Vu la procédure suivante :

Par une requête, enregistrée le 16 avril 2025, Mme B, représentée par Me Soubie-Ninet, demande au juge des référés, sur le fondement des dispositions de l'article L. 521-1 du code de justice administrative :

1°) de suspendre la décision du préfet de la Seine-Saint-Denis portant refus implicite du renouvellement de son admission au parcours de sortie de la prostitution née le 7 mars 2025 ;

2°) d'enjoindre au préfet de la Seine-Saint-Denis de lui octroyer une autorisation provisoire de séjour de six mois, l'autorisant à séjourner et travailler en France, renouvelable, dans l'attente de la décision au fond ;

3°) de mettre à la charge de l'État la somme de 1 500 euros en application de l'article L. 761-1 du code de justice administrative.

Vu :

- les pièces du dossier ;

- le code de l'entrée et du séjour des étrangers et du droit d'asile ;

- le code de justice administrative.

Considérant ce qui suit :

1. Aux termes de l'article R. 222-1 du code de justice administrative : " Les présidents de tribunal administratif () peuvent, par ordonnance : () / 4° Rejeter les requêtes manifestement irrecevables () ". Aux termes de l'article R. 421-1 de ce même code : " La juridiction ne peut être saisie que par voie de recours formé contre une décision () ". Aux termes de l'article R. 432-1 du code de l'entrée et du séjour des étrangers et du droit d'asile : " Le silence gardé par l'administration sur les demandes de titres de séjour vaut décision implicite de rejet ". Aux termes de l'article R. 432-2 du même code : " La décision implicite mentionnée à l'article R. 432-1 naît au terme d'un délai de quatre mois ".

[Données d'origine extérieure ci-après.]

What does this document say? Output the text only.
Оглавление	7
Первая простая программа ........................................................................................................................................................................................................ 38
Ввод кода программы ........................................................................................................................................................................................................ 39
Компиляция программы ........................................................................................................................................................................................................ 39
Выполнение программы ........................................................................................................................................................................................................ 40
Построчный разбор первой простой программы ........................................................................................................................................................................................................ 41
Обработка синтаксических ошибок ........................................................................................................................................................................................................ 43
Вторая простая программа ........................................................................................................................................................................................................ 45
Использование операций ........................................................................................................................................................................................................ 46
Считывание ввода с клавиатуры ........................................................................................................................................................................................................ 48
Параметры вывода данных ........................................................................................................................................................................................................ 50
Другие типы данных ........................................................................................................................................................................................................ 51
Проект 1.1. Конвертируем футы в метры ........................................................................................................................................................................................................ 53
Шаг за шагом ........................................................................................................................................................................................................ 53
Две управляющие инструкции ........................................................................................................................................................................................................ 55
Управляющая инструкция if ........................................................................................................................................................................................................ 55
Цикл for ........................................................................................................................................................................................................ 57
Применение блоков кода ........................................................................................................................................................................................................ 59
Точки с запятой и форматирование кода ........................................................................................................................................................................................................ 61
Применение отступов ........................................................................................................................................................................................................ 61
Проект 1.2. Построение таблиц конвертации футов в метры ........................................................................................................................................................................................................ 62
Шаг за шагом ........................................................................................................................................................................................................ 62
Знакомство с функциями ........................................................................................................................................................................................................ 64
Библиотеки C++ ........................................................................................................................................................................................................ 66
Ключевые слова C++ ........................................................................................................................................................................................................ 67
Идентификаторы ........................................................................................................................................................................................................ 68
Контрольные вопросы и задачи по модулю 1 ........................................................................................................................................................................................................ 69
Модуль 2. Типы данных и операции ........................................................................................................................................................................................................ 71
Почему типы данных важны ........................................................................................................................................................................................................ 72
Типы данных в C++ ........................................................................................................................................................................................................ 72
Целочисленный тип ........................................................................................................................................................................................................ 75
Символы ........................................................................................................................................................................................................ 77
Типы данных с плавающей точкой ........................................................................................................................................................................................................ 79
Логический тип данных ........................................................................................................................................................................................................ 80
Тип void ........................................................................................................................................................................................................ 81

2. Il ressort des écritures mêmes de Mme B qu'elle a déposé une demande de renouvellement de son titre de séjour, dans le cadre d'un parcours de sortie de la prostitution et d'insertion sociale et professionnelle, le 7 janvier 2025, de sorte que le silence conservé par les services de la préfecture de la Seine-Saint-Denis, soit pendant moins de quatre mois, ne saurait en conséquence être considéré comme ayant fait naître à ce jour une décision implicite de refus. Dans ces conditions, la requête de Mme B ne peut être regardée comme étant dirigée contre une décision et ses conclusions ne sont pas recevables. Par suite la requête ne peut qu'être rejetée sur le fondement des dispositions précitées.

O R D O N N E :

Article 1er : La requête de Mme B est rejetée.

Article 2 : La présente ordonnance sera notifiée à Mme B.

Fait à Montreuil, le 25 avril 2025.

La présidente du tribunal,

I. Dely

La République mande et ordonne au ministre d'Etat, ministre de l'intérieur, en ce qui le concerne ou à tous commissaires de justice à ce requis en ce qui concerne les voies de droit commun contre les parties privées, de pourvoir à l'exécution de la présente décision.